Clinical features: The disease is classified as venereal and it is usually notifiable, being its mechanism of transmission the direct contact with a productive lesion. After an incubation period of 12 to 90 days (average of 21 d), a primary injury appears in the place of inoculation, rich in Treponemes (chancroid), which spontaneously disappears in a few weeks. Soon after that, the treponema reaches the regional lymphatic system and then, by hematogenous dissemination, other parts of the body.In the untreated patient, the second stage begins with the appearance of one of the systemic manifestations of the disease: syphilitic roseola, accompanied by generalized symptoms and, often, of other localized signs (genital Condyloma), a skin rash, palms and soles. The open sores in this period are highly contagious. During the first and second year, similar outbreaks of lesser intensity can appear (phase of early latency) until all the signs and symptoms completely disappear (late latent phase). Patients in the tertiary phase develop localized lesions that affect the skin and mucous membranes, and cardiovascular and nervous systems. Usually, the main characteristic of tertiary lesions is the formation of destructive granulomas (gummas) and an almost total absence of treponemas. Bones, muscles and liver may also be affected.
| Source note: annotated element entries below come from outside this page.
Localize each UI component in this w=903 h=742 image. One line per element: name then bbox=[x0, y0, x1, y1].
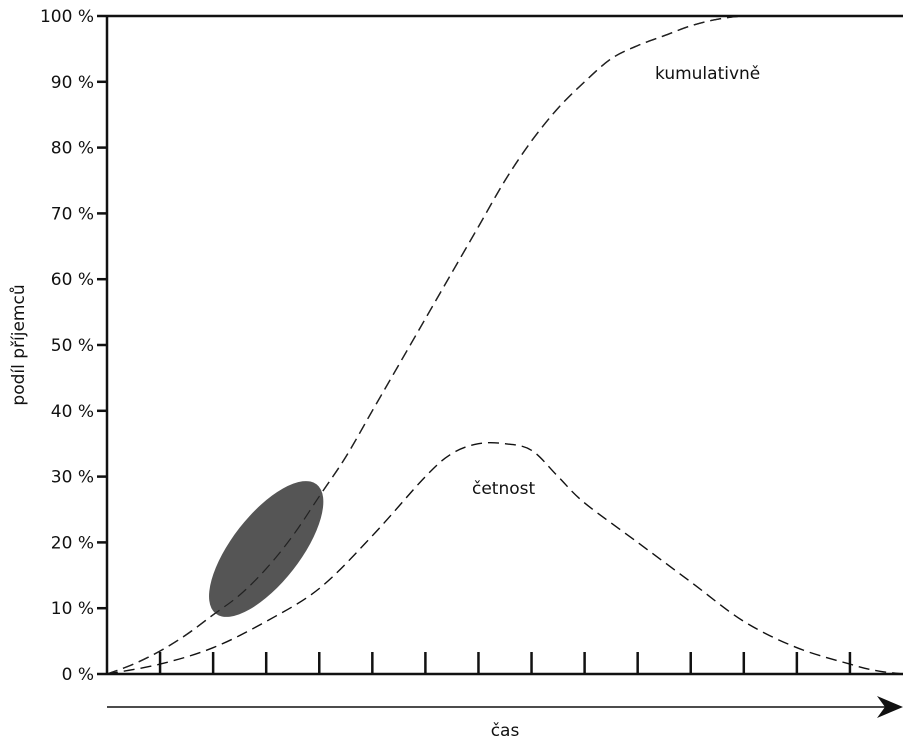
y-tick-label: 70 % bbox=[51, 204, 94, 224]
series-line-cetnost bbox=[106, 441, 903, 675]
series-label-cetnost: četnost bbox=[472, 479, 536, 499]
y-tick-label: 60 % bbox=[51, 270, 94, 290]
highlight-ellipse-group bbox=[106, 15, 903, 675]
series-label-kumulativne: kumulativně bbox=[655, 64, 760, 84]
x-axis-ticks bbox=[158, 652, 852, 674]
y-tick-label: 10 % bbox=[51, 599, 94, 619]
y-tick-label: 0 % bbox=[62, 665, 94, 685]
y-tick-label: 20 % bbox=[51, 533, 94, 553]
highlight-ellipse bbox=[209, 481, 324, 617]
y-axis-title: podíl příjemců bbox=[9, 284, 29, 405]
y-tick-label: 100 % bbox=[40, 7, 94, 27]
y-axis-ticks: 0 % 10 % 20 % 30 % 40 % 50 % 60 % 70 % 80 % 90 % 1… bbox=[40, 7, 107, 685]
y-tick-label: 40 % bbox=[51, 402, 94, 422]
x-axis-title: čas bbox=[491, 721, 520, 741]
y-tick-label: 30 % bbox=[51, 468, 94, 488]
y-tick-label: 80 % bbox=[51, 139, 94, 159]
time-arrow-head bbox=[877, 696, 903, 718]
y-tick-label: 50 % bbox=[51, 336, 94, 356]
y-tick-label: 90 % bbox=[51, 73, 94, 93]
Diagnosis: The identification of T. pallidum through direct examination of the lesion exudate - direct fluorescence (DFA-TP) - is a concluding test to ensure the diagnosis being the immediacy and low cost is main advantages. However, as in the majority of cases it is not possible to perform a direct diagnosis, serological testing is the most frequently used approach in the laboratory diagnosis of syphilis.

Serological tests for syphilis are subdivided into: non treponemal tests that measure IgM and IgG antibodies to lipoidal material released from damaged host cells and antibodies to lipoprotein‐like material and cardiolipin released from the treponemes. The most commonly used are RPR card and VDRL. The tests are used for screening and for determining the efficacy of threatment. They lack sensitivity in early primary syphilis and in late syphilis and it can appear a prozone reaction or false positive results. Treponema tests use T. pallidum subsp. pallidum or its derivates (recombinant proteins). They are used as confirmatory tests and in stablishing the diagnosis of late latent or late syphilis. The most commonly used tests are: FTA‐ABS, TP‐PA (T. pallidum particle agglutination) and MHA‐IP (micro hemagglutination assay to T. pallidum). Several tests using enzyme immunoassays (EIA) have being used as confirmatory test for syphilis. they have sensitivities and specificities similar to those of the other treponemal tests.

Treatment: Syphilis is easy to cure in its early stages. A single intramuscular injection of penicillin, an antibiotic, will cure a person who has had syphilis for less than a year. Additional doses are needed to treat someone who has had syphilis for longer than a year. For people who are allergic to penicillin, other antibiotics are available to treat syphilis.